Как-то и я, почувствовав себя неважно, вышел за ним и уселся рядом на скамью. И внезапно замечаю: Чижиков через окно пристально вглядывается в наш стол. Минуту назад клевал носом, бессвязно бормотал и вдруг — совершенно трезвый, как стеклышко! Когда наши друзья расплатились с официантом, Чижиков встал и бросил:
— Ну, ну, давай взбодрись! Пошли! — и двинул в ресторан твердым шагом.
Перед столом он снова… начал шататься, глубоко вбирать воздух, отдуваться, кряхтеть… Оказалось, он был артистом высшей марки.
Справедливости ради, надо сказать, что вскоре Чижиков забросил эти театральные трюки, а спустя несколько лет на своей выставке в библиотеке на Октябрьской полностью реабилитировал себя — закатил обильное застолье.

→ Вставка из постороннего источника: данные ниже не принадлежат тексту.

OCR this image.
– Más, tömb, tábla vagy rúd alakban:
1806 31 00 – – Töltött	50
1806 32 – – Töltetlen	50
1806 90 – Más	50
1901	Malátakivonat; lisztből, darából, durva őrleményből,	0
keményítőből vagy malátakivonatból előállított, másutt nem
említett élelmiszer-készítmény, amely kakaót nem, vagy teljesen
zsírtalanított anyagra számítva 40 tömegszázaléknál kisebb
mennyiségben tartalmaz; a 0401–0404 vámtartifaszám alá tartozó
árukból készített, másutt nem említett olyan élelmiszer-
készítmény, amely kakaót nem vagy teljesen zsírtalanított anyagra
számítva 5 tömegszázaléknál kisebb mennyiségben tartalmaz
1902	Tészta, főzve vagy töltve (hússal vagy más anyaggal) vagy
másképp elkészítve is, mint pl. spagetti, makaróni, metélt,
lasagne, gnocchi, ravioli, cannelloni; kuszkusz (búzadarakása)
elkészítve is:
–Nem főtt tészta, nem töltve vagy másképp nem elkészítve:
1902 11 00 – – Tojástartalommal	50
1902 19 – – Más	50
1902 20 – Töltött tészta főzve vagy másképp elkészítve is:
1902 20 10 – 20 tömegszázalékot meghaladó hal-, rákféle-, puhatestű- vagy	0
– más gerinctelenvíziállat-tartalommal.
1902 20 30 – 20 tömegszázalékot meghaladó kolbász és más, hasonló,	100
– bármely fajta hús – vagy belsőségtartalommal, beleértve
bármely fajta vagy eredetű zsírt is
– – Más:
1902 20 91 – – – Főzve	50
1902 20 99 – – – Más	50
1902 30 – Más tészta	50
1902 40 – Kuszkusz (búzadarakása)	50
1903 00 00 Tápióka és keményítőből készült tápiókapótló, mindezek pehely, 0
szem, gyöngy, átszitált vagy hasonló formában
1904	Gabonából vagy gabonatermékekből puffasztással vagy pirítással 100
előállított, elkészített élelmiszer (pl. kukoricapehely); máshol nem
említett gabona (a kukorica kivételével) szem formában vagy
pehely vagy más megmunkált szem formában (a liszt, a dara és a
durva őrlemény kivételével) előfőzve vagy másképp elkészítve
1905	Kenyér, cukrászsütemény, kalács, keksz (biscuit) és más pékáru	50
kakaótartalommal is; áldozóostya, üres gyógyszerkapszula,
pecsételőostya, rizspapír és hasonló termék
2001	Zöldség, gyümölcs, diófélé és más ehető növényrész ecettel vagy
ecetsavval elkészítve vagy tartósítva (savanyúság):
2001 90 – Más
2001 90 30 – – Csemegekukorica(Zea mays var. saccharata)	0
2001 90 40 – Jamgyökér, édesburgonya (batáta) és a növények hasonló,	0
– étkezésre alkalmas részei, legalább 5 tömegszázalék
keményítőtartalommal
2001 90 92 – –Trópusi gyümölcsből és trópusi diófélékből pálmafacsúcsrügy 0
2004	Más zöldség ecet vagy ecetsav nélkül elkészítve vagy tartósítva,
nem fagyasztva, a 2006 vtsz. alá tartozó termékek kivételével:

Чижиков — неиссякаемый на выдумки рисовальщик юморист, и уникальный, единственный в своем роде, художник — он дальтоник (ему жена под красками обозначала цвета), но он годами боролся со своим недугом и в конце концов победил — научился чувствовать цвет. И все же, на мой взгляд, напрасно он брался за такие красочные вещи, как «Волшебник изумрудного города», где нужно пиршество цвета, а не только изящный контур. Его поле деятельности — комиксы, сатирические рисунки и особенно шаржи. В шаржах он непобедим.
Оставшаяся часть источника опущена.